Lockheed Martin announced plans to invest $350 million in a new satellite production plant, which the company says could trim fat from a traditionally long and costly development process.
"You could fit the Space Shuttle in the high bay with room to spare,” said Rick Ambrose, vice president of Lockheed Martin Space Systems, in a statement. “That kind of size and versatility means we'll be able to maximize economies of scale, and with all of our test chambers under one roof, we can streamline and speed production.”
The new facility will include a thermal vacuum chamber, where the harsh space environment can be simulated for testing satellite systems. The new Gateway Center will also contain an anechoic chamber for testing sensors and communications payloads. The plant is scheduled to be finished in 2020.
The construction is not an unusual tactic for Lockheed Martin, particularly in the wake of crippling delays and cost overruns in its contract for the first ten satellites in the new GPS constellation. In 2015, the company said that it would streamline how it built radio frequency payloads so that shipping smaller parts around the country before the final assembly can be avoided.

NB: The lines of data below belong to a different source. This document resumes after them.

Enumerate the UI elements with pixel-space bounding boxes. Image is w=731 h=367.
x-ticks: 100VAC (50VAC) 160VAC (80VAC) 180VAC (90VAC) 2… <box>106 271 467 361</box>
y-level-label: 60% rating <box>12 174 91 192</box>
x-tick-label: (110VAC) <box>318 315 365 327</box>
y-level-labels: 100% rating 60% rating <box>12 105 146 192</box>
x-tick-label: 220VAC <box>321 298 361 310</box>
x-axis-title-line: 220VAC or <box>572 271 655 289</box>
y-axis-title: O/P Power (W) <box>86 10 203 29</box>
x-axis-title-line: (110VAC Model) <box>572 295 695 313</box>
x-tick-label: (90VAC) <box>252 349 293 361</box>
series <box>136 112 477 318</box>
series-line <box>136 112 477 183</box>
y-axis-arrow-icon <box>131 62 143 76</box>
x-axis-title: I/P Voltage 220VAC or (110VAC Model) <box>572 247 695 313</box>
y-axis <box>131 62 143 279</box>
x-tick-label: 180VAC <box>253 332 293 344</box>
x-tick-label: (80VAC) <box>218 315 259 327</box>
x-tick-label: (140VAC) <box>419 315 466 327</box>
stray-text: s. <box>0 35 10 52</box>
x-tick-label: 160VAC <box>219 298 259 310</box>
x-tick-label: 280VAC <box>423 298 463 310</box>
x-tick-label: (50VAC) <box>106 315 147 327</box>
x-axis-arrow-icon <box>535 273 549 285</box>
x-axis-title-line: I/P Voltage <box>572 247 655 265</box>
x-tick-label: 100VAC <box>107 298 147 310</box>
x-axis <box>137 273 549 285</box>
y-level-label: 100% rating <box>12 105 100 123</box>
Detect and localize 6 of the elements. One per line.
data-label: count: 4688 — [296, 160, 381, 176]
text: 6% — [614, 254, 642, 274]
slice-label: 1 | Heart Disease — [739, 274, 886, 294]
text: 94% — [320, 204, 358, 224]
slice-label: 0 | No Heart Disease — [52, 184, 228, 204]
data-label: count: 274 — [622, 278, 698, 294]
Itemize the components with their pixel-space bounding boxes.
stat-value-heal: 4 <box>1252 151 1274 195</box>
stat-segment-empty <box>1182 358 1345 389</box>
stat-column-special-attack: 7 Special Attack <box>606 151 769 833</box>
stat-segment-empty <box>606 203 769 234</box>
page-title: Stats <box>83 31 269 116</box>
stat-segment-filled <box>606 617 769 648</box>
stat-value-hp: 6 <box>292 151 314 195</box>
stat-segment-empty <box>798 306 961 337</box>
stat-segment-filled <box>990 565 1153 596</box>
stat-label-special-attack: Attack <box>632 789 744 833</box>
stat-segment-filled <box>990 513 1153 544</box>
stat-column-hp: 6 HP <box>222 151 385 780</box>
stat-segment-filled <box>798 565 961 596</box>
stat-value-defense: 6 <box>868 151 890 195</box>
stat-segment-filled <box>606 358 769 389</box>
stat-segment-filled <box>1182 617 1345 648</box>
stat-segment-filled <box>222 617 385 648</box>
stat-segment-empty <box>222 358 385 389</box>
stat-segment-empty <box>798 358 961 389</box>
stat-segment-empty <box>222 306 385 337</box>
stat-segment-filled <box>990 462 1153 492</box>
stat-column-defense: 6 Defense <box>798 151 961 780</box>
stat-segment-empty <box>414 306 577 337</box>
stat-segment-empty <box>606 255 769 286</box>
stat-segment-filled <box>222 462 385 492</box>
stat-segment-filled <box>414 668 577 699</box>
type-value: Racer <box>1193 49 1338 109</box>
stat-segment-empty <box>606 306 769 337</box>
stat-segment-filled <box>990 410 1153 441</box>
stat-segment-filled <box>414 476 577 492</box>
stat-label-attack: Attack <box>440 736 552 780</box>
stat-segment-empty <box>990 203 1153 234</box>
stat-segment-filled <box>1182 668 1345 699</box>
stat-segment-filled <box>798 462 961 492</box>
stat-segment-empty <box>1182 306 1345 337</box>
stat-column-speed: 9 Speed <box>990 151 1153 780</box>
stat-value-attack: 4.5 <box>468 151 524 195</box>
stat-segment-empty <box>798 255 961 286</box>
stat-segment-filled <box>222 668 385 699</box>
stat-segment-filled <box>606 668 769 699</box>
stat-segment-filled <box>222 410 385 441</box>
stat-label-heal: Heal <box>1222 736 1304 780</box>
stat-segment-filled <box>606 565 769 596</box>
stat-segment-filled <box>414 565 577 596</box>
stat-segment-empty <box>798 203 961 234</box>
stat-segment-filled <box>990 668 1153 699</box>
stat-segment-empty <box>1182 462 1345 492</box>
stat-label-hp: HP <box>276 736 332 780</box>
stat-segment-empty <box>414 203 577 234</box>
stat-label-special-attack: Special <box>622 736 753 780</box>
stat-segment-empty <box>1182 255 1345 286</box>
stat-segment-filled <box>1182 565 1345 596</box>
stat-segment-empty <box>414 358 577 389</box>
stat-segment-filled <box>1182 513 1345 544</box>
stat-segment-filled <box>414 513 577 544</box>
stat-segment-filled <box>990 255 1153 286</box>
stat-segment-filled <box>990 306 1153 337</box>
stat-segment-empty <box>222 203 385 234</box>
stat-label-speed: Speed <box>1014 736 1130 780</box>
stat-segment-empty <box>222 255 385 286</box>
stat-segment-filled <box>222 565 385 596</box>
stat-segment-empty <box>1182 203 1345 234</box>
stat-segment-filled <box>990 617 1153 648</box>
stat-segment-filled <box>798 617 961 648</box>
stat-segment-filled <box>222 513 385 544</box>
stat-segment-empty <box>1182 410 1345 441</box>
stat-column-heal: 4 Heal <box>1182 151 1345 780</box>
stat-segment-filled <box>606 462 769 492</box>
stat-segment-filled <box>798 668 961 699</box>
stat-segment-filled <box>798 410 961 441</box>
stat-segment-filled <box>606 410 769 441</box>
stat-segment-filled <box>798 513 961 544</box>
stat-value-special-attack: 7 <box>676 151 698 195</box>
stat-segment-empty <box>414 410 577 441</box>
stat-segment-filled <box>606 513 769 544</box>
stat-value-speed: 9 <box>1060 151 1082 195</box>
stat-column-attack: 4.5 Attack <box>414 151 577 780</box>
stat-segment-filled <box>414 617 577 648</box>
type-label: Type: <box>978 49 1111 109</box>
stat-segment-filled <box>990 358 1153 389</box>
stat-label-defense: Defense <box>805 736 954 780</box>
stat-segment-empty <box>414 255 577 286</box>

The new facility could also be used to construct smaller satellites. That would dovetail with Lockheed Martin’s recent investment in Terran Orbital, a maker of small commercial satellites that provide internet connectivity or survey farmland. The company is emblematic of an industry shift toward small, inexpensive, and standardized satellites.
The facility will be constructed on Lockheed Martin’s campus in Waterton Canyon, Colo., where it makes satellites for connecting soldiers on remote battlefields to placing smartphones on a world map. There, it also works on GPS III satellites and the National Oceanic and Atmospheric Administration’s GOES-R weather satellites.
"This is our factory of the future,” Ambrose said in a statement.